The road begins gently enough, following the gentle grade upriver for a few miles. Yeah, the road is a bit chunky, but we're back to roads where traffic only consists of small motorbikes! But...and this is a serious but...when this road kicks, it kicks!! CONSIDER THIS FAIR WARNING!

This is a ride you will never forget...and likely never replicate! As you snake along the river and on the initial slopes of the climb, you feel like you're riding deeper and deeper into a rain forest. There is very little sign of humanity. Eventually, you begin to see coffee and plantains, which clue you into the fact that someone, at least one soul, has been down this road before. As you begin to climb, you'll come some rural pueblos that farm these steep hills. Music rings from across the steep hillsides, presumably to entertain the workers in the coffee plantations. At times, the grade, loose rock and dramatic washouts make the road utterly unrideable, particularly with any weight on your bike. When you first see Anserma on the ridge above, it seems that you'll have to climb into the clouds before you get there. Well, close.

The rest of this ride report is this. Keep grinding. Keep climbing. This road does - I promise - top out. Seriously, I promise it does. Your route finishes with a downhill. Yes, the gravel road spits you out at the highest point in town. Enjoy the pedal-free decent to the town square and your hotel!

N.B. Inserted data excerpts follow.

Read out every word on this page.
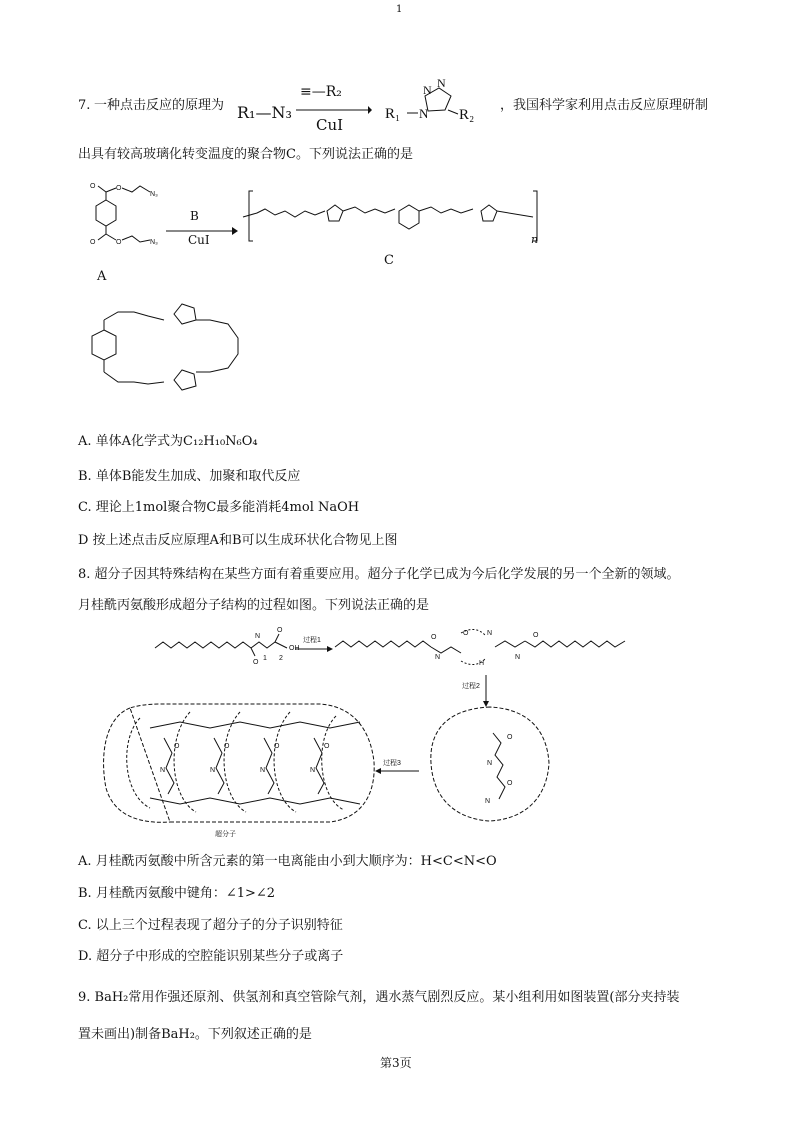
1
7. 一种点击反应的原理为 R₁—N₃
≡—R₂
CuI
R₁ N
N N
R₂
，我国科学家利用点击反应原理研制
出具有较高玻璃化转变温度的聚合物C。下列说法正确的是
O	O
N₃
O	O	N₃
A
B
CuI	n
C
A. 单体A化学式为C₁₂H₁₀N₆O₄
B. 单体B能发生加成、加聚和取代反应
C. 理论上1mol聚合物C最多能消耗4mol NaOH
D 按上述点击反应原理A和B可以生成环状化合物见上图
8. 超分子因其特殊结构在某些方面有着重要应用。超分子化学已成为今后化学发展的另一个全新的领域。
月桂酰丙氨酸形成超分子结构的过程如图。下列说法正确的是
O
N
1 2
O
OH
过程1	O
N
O	N
H
N
O
过程2
O
N
O
N
过程3
O	O	O	O
N	N	N	N
超分子
A. 月桂酰丙氨酸中所含元素的第一电离能由小到大顺序为：H<C<N<O
B. 月桂酰丙氨酸中键角：∠1>∠2
C. 以上三个过程表现了超分子的分子识别特征
D. 超分子中形成的空腔能识别某些分子或离子
9. BaH₂常用作强还原剂、供氢剂和真空管除气剂，遇水蒸气剧烈反应。某小组利用如图装置(部分夹持装
置未画出)制备BaH₂。下列叙述正确的是
第3页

Anserma is a blue-collar town with an authentic zona cafetera feel. Don't expect anything different in town than the locals would need. Food options in the evening are sparse. Both meals we ate within blocks of our hotel were good. After that ride, we treated ourselves to a whole chicken, four potatoes, four arepas, and two beers!!!!!

********RECOMMENDATIONS************

1. Hotel Mirador Santana. Very friendly staff with the nicest room of our trip. We had a balcony that looked over the street. Hotel is a few blocks away from the town square. The staff stored our bikes in the hotel's conference room behind a locked door.






wide shoulder on the Medellin highway


towards Belen de Umbria






signs of humanity on that there hillside




from where we came (the gravel road cut into the hillside above the river)


almost to the top!




Blurry. But that is a STEEP sidestreet!

Anserma, where a whole chicken comes with papas and arepas for $18 COP ($6 USD).